When may a defendant be liable for a statement which is not directly defamatory of the claimant but from which the claimant alleges a defamatory inference may be drawn?


  • In some cases, words innocuous in themselves may bear another meaning which causes them to become defamatory. An ‘innuendo’ is the term used to describe words that are not defamatory in their natural and ordinary meaning but which may have a hidden meaning when put into context.
  • True (or legal) innuendo: in Tolley v Fry (1931) the House of Lords found that words which were totally innocent in their ordinary meaning transformed into a defamatory statement because of the extrinsic facts known to those to whom it was made. In Cassidy v Daily Mirror Newspapers Ltd (1929) the majority of the Court of Appeal held that the publication was capable of a defamatory meaning as it conveyed to reasonably minded people an aspersion on the claimant’s moral character.
  • False (or popular) innuendo: a false innuendo is where a defamatory inference can be drawn from the words themselves in their natural and ordinary meaning. The court does not have to be informed of any extrinsic facts to draw this inference.
  • In Lewis v Daily Telegraph (1964) Lord Reid pointed out that there is a great difference between saying that a man has behaved in a suspicious manner and saying that he is guilty of an offence.

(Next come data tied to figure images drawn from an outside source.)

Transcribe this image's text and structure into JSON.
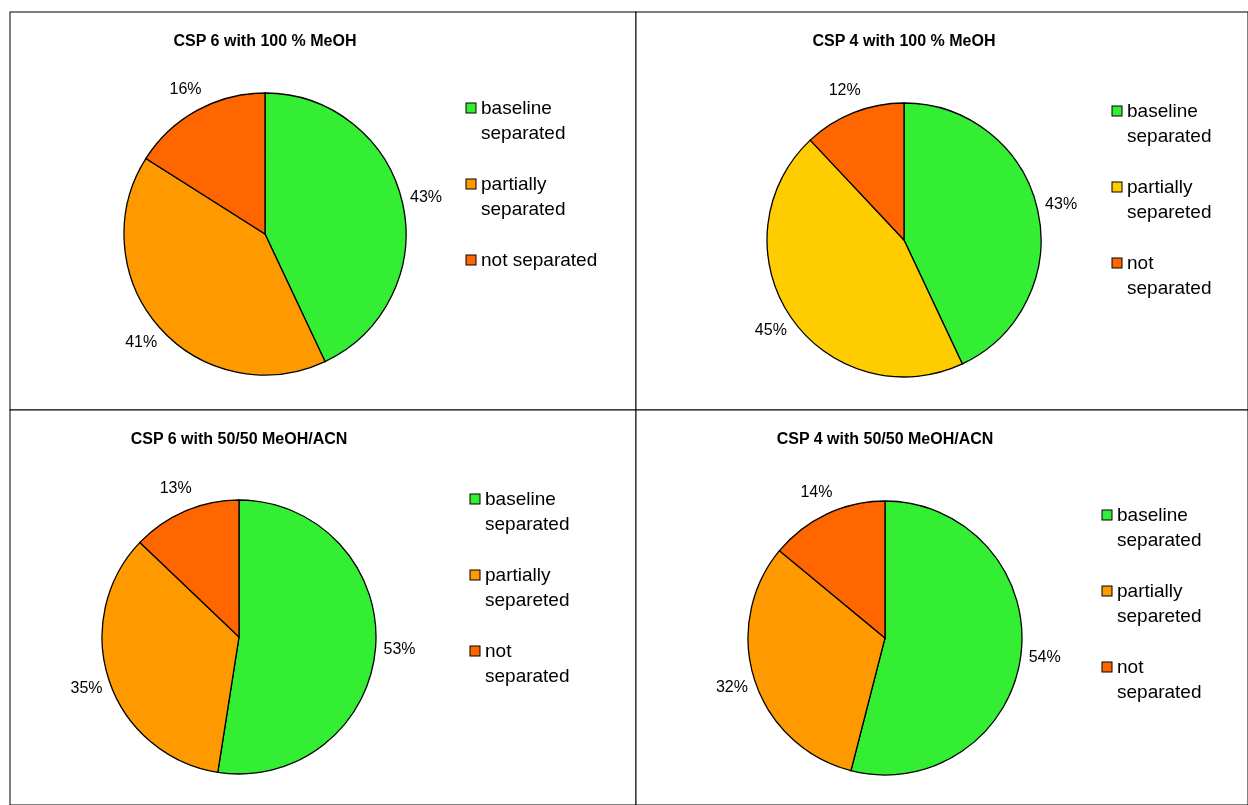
{
  "chart_data": [
    {
      "type": "pie",
      "title": "CSP 6 with 100 % MeOH",
      "categories": [
        "baseline separated",
        "partially separated",
        "not separated"
      ],
      "values": [
        43,
        41,
        16
      ],
      "colors": [
        "#33ee33",
        "#ff9900",
        "#ff6600"
      ],
      "value_labels": [
        "43%",
        "41%",
        "16%"
      ],
      "legend": "right"
    },
    {
      "type": "pie",
      "title": "CSP 4 with 100 % MeOH",
      "categories": [
        "baseline separated",
        "partially separeted",
        "not separated"
      ],
      "values": [
        43,
        45,
        12
      ],
      "colors": [
        "#33ee33",
        "#ffcc00",
        "#ff6600"
      ],
      "value_labels": [
        "43%",
        "45%",
        "12%"
      ],
      "legend": "right"
    },
    {
      "type": "pie",
      "title": "CSP 6 with 50/50 MeOH/ACN",
      "categories": [
        "baseline separated",
        "partially separeted",
        "not separated"
      ],
      "values": [
        53,
        35,
        13
      ],
      "colors": [
        "#33ee33",
        "#ff9900",
        "#ff6600"
      ],
      "value_labels": [
        "53%",
        "35%",
        "13%"
      ],
      "legend": "right"
    },
    {
      "type": "pie",
      "title": "CSP 4 with 50/50 MeOH/ACN",
      "categories": [
        "baseline separated",
        "partially separeted",
        "not separated"
      ],
      "values": [
        54,
        32,
        14
      ],
      "colors": [
        "#33ee33",
        "#ff9900",
        "#ff6600"
      ],
      "value_labels": [
        "54%",
        "32%",
        "14%"
      ],
      "legend": "right"
    }
  ]
}
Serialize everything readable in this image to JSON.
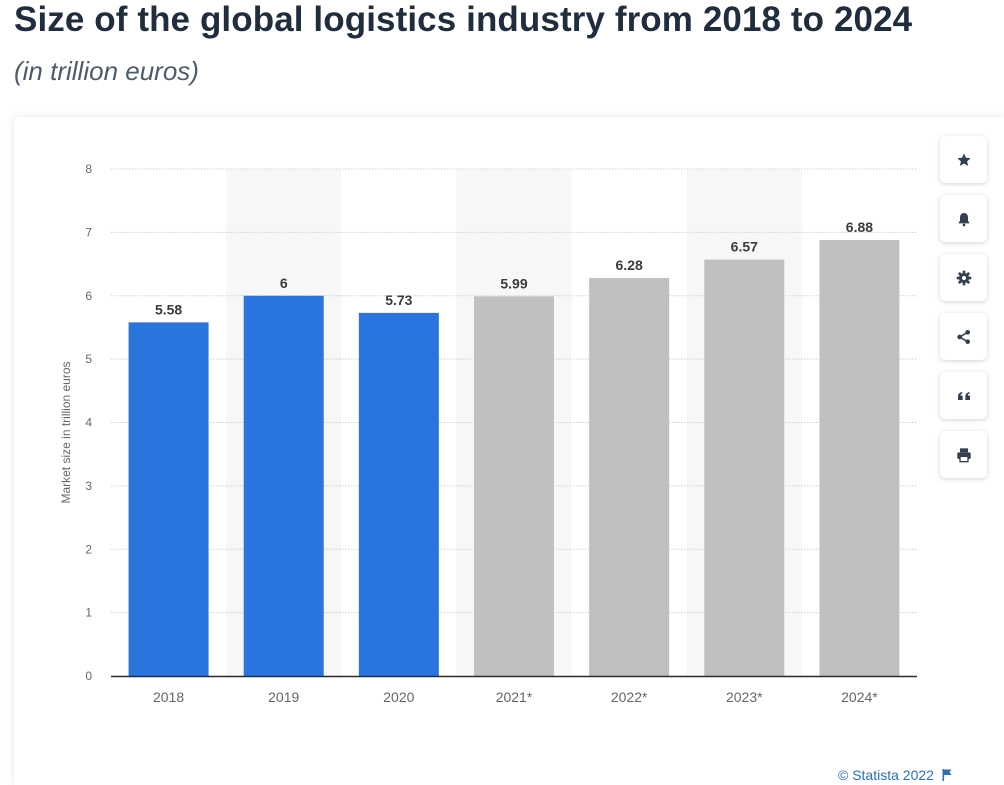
{
  "header": {
    "title": "Size of the global logistics industry from 2018 to 2024",
    "subtitle": "(in trillion euros)"
  },
  "sidebar": {
    "buttons": [
      {
        "name": "favorite",
        "icon": "star-icon"
      },
      {
        "name": "notification",
        "icon": "bell-icon"
      },
      {
        "name": "settings",
        "icon": "gear-icon"
      },
      {
        "name": "share",
        "icon": "share-icon"
      },
      {
        "name": "cite",
        "icon": "quote-icon"
      },
      {
        "name": "print",
        "icon": "print-icon"
      }
    ]
  },
  "credit": {
    "text": "© Statista 2022",
    "icon": "flag-icon"
  },
  "colors": {
    "actual": "#2876dd",
    "forecast": "#c0c0c0",
    "title": "#1f2d3d",
    "credit": "#2a6fb8"
  },
  "chart_data": {
    "type": "bar",
    "title": "Size of the global logistics industry from 2018 to 2024",
    "subtitle": "(in trillion euros)",
    "xlabel": "",
    "ylabel": "Market size in trillion euros",
    "ylim": [
      0,
      8
    ],
    "yticks": [
      0,
      1,
      2,
      3,
      4,
      5,
      6,
      7,
      8
    ],
    "grid": true,
    "categories": [
      "2018",
      "2019",
      "2020",
      "2021*",
      "2022*",
      "2023*",
      "2024*"
    ],
    "values": [
      5.58,
      6,
      5.73,
      5.99,
      6.28,
      6.57,
      6.88
    ],
    "value_labels": [
      "5.58",
      "6",
      "5.73",
      "5.99",
      "6.28",
      "6.57",
      "6.88"
    ],
    "forecast": [
      false,
      false,
      false,
      true,
      true,
      true,
      true
    ]
  }
}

In considering the task of deciding how a reasonable person would view a statement containing a range of possible meanings, he said: “What the ordinary man, not avid for scandal, would read into the words complained of must be a matter of impression. I can only say that I do not think that he would infer guilt of fraud merely because an inquiry is on foot.”

Question 2

The Morning Star featured a story about Rory, the manager of an animal rescue centre, claiming that the centre is facing ruin because of his financial mismanagement. Even though the Morning Star published a prominent apology four days later, Rory has discovered that one of the centre’s donors has withdrawn its annual donation but refused to disclose the reason for this.

What is the likely effect of the apology on any potential claim in defamation which Rory may consider?

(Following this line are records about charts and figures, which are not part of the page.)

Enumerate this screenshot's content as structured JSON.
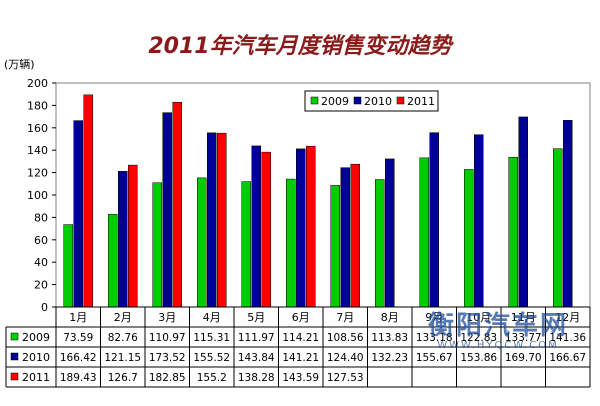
{
  "chart_data": {
    "type": "bar",
    "title": "2011年汽车月度销售变动趋势",
    "ylabel": "(万辆)",
    "ylim": [
      0,
      200
    ],
    "yticks": [
      0,
      20,
      40,
      60,
      80,
      100,
      120,
      140,
      160,
      180,
      200
    ],
    "grid": false,
    "legend_position": "top-right",
    "categories": [
      "1月",
      "2月",
      "3月",
      "4月",
      "5月",
      "6月",
      "7月",
      "8月",
      "9月",
      "10月",
      "11月",
      "12月"
    ],
    "series": [
      {
        "name": "2009",
        "color": "#00cc00",
        "values": [
          73.59,
          82.76,
          110.97,
          115.31,
          111.97,
          114.21,
          108.56,
          113.83,
          133.18,
          122.83,
          133.77,
          141.36
        ],
        "labels": [
          "73.59",
          "82.76",
          "110.97",
          "115.31",
          "111.97",
          "114.21",
          "108.56",
          "113.83",
          "133.18",
          "122.83",
          "133.77",
          "141.36"
        ]
      },
      {
        "name": "2010",
        "color": "#000099",
        "values": [
          166.42,
          121.15,
          173.52,
          155.52,
          143.84,
          141.21,
          124.4,
          132.23,
          155.67,
          153.86,
          169.7,
          166.67
        ],
        "labels": [
          "166.42",
          "121.15",
          "173.52",
          "155.52",
          "143.84",
          "141.21",
          "124.40",
          "132.23",
          "155.67",
          "153.86",
          "169.70",
          "166.67"
        ]
      },
      {
        "name": "2011",
        "color": "#ff0000",
        "values": [
          189.43,
          126.7,
          182.85,
          155.2,
          138.28,
          143.59,
          127.53,
          null,
          null,
          null,
          null,
          null
        ],
        "labels": [
          "189.43",
          "126.7",
          "182.85",
          "155.2",
          "138.28",
          "143.59",
          "127.53",
          "",
          "",
          "",
          "",
          ""
        ]
      }
    ]
  },
  "watermark": {
    "line1": "衡阳汽车网",
    "line2": "WWW.HYQCW.COM"
  }
}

  • Defamation consists of the ‘publication’ of a statement bearing a ‘defamatory’ meaning which ‘refers’ to the claimant. There is no exhaustive definition of what makes a statement defamatory and various tests applied by the courts have proved unsatisfactory. The Defamation Act 2013 (which does not replace the existing law; some of its key provisions are already established in case law) provides that only cases involving ‘serious harm’ to the claimant’s reputation can be brought.
  • In Cooke v MGN Ltd (2014) the statements published in the article would have been defamatory under the old common law but on the Sunday following the publication, the newspaper published a prominent apology. The effect of the swift apology was found to eradicate or at least minimize any negative impression of the claimants created by the original article. In these circumstances the court held that the statement had failed to meet the serious harm threshold under s 1(1) of the 2013 Act. See Lachaux v Independent Press (2019) which clarifies the effect of s.1.
  • The question as to whether the animal rescue centre is a body that trades for profit needs to be considered. The scope for companies to sue for reputational damage is significantly limited by the Defamation Act 2013, section 1(2) which provides that harm to the reputation of a body that trades for profit is not ‘serious harm’ unless it has caused or is likely to cause that body serious financial loss.